Dalam proses persidangan, oditur militer menegaskan bahwa pihaknya menerapkan konstruksi dakwaan gabungan yang mencakup berbagai jenis dakwaan, seperti dakwaan primer, subsider, lebih subsider, alternatif, hingga kumulatif.
Dakwaan utama yang diajukan adalah Pasal 340 KUHP tentang pembunuhan berencana, yang menunjukkan bahwa para terdakwa diduga telah merencanakan terlebih dahulu tindakan yang berujung pada hilangnya nyawa korban. Oditur juga menyiapkan lapisan dakwaan lain sebagai langkah antisipatif jika unsur pembunuhan berencana tidak dapat dibuktikan di pengadilan.

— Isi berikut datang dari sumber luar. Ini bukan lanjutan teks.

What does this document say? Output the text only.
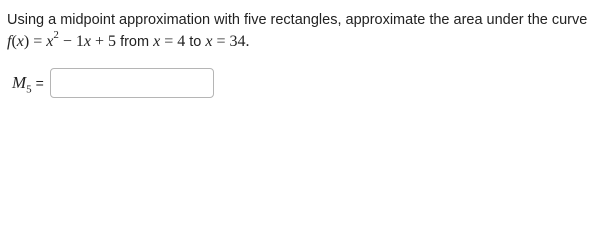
Using a midpoint approximation with five rectangles, approximate the area under the curve
$f(x) = x^2 - 1x + 5$ from x = 4 to x = 34.
$M_5$ =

"Apabila pembunuhan berencana belum memenuhi unsur, kami akan membuktikan dengan pasal subsider yaitu Pasal 338 KUHP tentang Pembunuhan. Bahkan lebih subsider lagi, Pasal 351 ayat 3 terkait penganiayaan yang mengakibatkan kematian," jelas Andri, seperti yang dilansir oleh Antara. Selain itu, oditur juga mengajukan dakwaan alternatif berupa Pasal 333 ayat 3 KUHP mengenai perampasan kemerdekaan yang menyebabkan kematian, yang berkaitan dengan dugaan adanya tindakan penculikan atau penahanan secara melawan hukum terhadap korban sebelum ia meninggal.
Para terdakwa juga dikenakan dakwaan kumulatif Pasal 181 KUHP, yang mengatur tentang perbuatan menyembunyikan mayat. Pasal ini menunjukkan adanya dugaan upaya untuk menghilangkan jejak atau mengaburkan fakta setelah peristiwa kematian korban.
"Kami mengakumulasi dengan Pasal 181 tentang menyembunyikan mayat. Ini bagian dari rangkaian perbuatan yang kami nilai saling berkaitan," ujar Andri. Berdasarkan kronologi yang ada, seorang kepala kantor cabang (kacab) pembantu sebuah bank di Jakarta berinisial MIP diduga menjadi korban penculikan dan pembunuhan di salah satu pusat perbelanjaan di Ciracas, Jakarta Timur, pada tanggal 20 Agustus 2025.
Jenazah korban ditemukan di Kampung Karangsambung, RT 8/RW 4, Desa Nagasari, Kecamatan Serang Baru, Kabupaten Bekasi, Jawa Barat, sekitar pukul 05.30 Wib pada tanggal 21 Agustus 2025.
Seorang warga di area persawahan itu adalah orang pertama yang menemukan jenazah tersebut dalam kondisi tangan dan kaki terikat, serta mata terlilit lakban. Jenazah langsung dibawa ke RS Polri Kramat Jati untuk proses autopsi sebagai bagian dari penyelidikan yang sedang berlangsung.